With so many perspectives on the impact of Artificial Intelligence flooding the world and minds, here’s something rare and new, machines that can smell. The contemporary artificial intelligence systems inspired by neurons and nervous system is known for its capability of listening and seeing. The vast computational ability and data mining potential make them great in beating chess grandmasters and winning million-dollar quiz shows but they have trouble with functions involving a great deal of imagination and individuality like composing music or writing stories. This creates a hurdle in relating to the world as it is. Now researchers are on the verge of endowing them with the capability of olfaction, which will take them one step closer to overcoming constraints of reasoning meaningfully in the world.
Unlike animals and even some plants, the human olfactory system is not sensitive enough to capture the information transmitted through the air in the form of smell. Artificial intelligence might be on the brink of changing that. Researchers who were interested to find out more about the processing of chemical information in organisms find a striking resemblance between olfactory circuits and brain attics. These findings intrigued in recreating the olfactory complexity of an enhanced nose, taking the machines above and beyond the limited capabilities of odor recognition.
High-end machine learning techniques today were created by taking visual information systems into account. Even after all the evolutions, algorithms cannot process every type of stimulus in the same way. So olfactory stimuli demand different strategies. The difficulties in characterizing smells is the major challenge in replicating the growth achieved with vision.
Odors are analyzed by a multi-layer network, randomly sampled and plotted in what is called as an ‘antimap’. An antimap is achieved through sparse representation of information in a higher dimensional space. In the antimap, the information is scattered throughout the system and analyzing it involves sampling from a collection of neurons in the multi-dimensional space, which makes it easier to analyze and distinguish by the emerging patterns of the neural responses. But again, researchers have revealed that unlike traditional deep networks, olfactory circuits are less evolving with the sparcification of data. In other words, they do not seem to train themselves. But the recent developments show promising progress in the speed of learning in the case of olfaction.

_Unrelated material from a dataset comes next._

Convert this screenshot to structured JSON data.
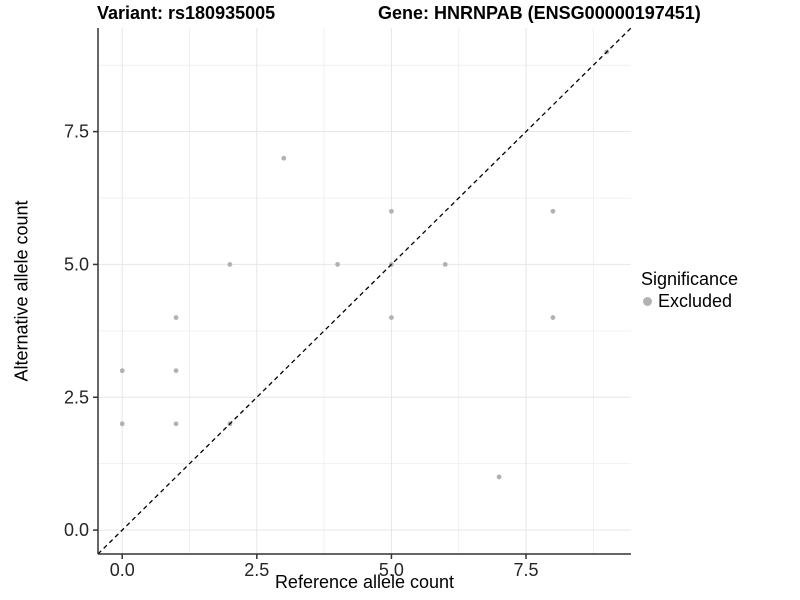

Recently a team of scientists tried to find an olfaction-based search system on the basis of similarity. They applied the similarity search algorithm to a set of images and recorded surprising results. They found out that the algorithm performed better than traditional non-biological methods by far. They showed that such an essentially untrained network could be used effectively in classification computation and similar tasks that require navigation or memory.
As of now, all these works remain theoretical and in the way of progress. These works should be scaled up large to much more complex machine learning conundrums to make a difference. And the world is waiting to see how far it will go.